One of the most interesting clubs in the world must be the society of MacArthur fellows. The MacArthur foundation awards a set of grants – colloquially known as “genius grants” – that provide $500,000 to a recipient over five years. The grants have no reporting requirements or deliverables attached, and there’s no application process – winners are selected through a complex process that involves nominations from august people in a wide set of fields. The nominees are announced annually, and the list is always fascinating, a mix of people well-known as innovators as well as others who, thought they’re doing brilliant work, you’d be unlikely to stumble upon unless you know their fields very well.
It’s great fun to read each year’s list and look for folks you’ve admired for years – John Zorn, Atul Gawande, Jonathan Lethem – and those you’ve never heard of, but who turn out to be utterly fascinating. (My favorite example of this latter category is Ted Ames, a fisherman and conservation biologist who gave one of my all-time favorite talks at Pop!Tech on tracking the cod population by talking to Atlantic fishermen about their catch in years past, extrapolating populations literally from fish tales.) I’ve been lucky enough to work with a couple of the extraordinary folks MacArthur celebrates – Jim Fructerman and Xiao Qiang – and to befriend half a dozen others.

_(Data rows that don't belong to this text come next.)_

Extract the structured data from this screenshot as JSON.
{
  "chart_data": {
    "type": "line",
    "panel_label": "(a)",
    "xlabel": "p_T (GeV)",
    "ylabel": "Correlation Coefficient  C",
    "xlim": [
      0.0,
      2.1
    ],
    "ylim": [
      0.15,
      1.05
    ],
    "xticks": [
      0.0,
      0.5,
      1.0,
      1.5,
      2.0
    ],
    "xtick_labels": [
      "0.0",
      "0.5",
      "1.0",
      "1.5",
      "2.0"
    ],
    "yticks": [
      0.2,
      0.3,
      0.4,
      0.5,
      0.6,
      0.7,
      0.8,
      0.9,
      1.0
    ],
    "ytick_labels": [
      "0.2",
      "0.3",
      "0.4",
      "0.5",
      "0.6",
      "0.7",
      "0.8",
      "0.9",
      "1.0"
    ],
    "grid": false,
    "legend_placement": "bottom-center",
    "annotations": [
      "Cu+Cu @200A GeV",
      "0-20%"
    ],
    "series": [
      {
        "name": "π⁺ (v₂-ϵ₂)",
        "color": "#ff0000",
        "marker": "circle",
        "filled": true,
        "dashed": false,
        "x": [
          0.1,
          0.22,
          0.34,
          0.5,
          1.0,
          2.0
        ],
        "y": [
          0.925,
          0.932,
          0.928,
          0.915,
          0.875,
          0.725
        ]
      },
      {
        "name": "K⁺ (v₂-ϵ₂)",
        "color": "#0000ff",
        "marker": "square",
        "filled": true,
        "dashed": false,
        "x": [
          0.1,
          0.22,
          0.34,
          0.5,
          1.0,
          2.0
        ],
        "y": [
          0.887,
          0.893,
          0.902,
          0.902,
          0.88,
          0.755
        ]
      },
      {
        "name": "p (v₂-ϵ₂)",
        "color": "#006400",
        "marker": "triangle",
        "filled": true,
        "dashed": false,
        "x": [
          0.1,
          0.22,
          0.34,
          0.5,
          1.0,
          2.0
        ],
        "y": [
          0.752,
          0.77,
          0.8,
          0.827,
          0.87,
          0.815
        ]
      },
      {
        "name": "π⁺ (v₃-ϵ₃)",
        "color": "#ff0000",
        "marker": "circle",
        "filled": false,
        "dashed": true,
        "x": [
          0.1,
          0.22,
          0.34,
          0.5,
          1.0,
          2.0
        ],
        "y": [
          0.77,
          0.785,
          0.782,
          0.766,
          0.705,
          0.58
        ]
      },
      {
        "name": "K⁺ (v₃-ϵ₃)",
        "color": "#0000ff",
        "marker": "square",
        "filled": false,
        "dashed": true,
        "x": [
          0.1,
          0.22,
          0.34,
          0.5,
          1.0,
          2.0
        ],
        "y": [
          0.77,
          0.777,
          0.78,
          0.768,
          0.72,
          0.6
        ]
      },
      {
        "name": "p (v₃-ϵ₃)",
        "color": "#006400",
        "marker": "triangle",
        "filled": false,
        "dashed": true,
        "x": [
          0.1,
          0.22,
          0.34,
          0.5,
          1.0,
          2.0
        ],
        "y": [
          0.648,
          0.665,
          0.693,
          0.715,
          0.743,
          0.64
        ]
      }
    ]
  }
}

But today’s the first time I’ve looked at the MacArthur list and seen the name of someone whose apartment floor I’ve slept on. My friend Camille Utterback is a brilliant digital artist, someone who’s combined a painterly set of aesthetics with a hacker’s desire to reconstruct and repurpose technology. Her best-known works are interactive video projections, where your presence in a space affects an artwork in subtle and complex ways. I’ve seen schoolchildren play with her pieces with the same enthusiasm they show for the XBox, and art critics get lost in works like Liquid Time.
Heather and I play with Camille’s “Text Rain” in Louisville, KY.
My perspective on these subtle, complex pieces is affected by the fact that, more than a decade ago, Camille worked as an intern in my R&D lab at Tripod. She built a set of toys in Shockwave, the precursor to Flash, and helped us figure out the limitations and potentials of the technology. While I can’t claim any responsibility for her subsequent success, I’m delighted to say I knew her when, and even more delighted that someone who’s so original, creative and such a decidedly lovely human being is being honored this way. Congrats, Camille.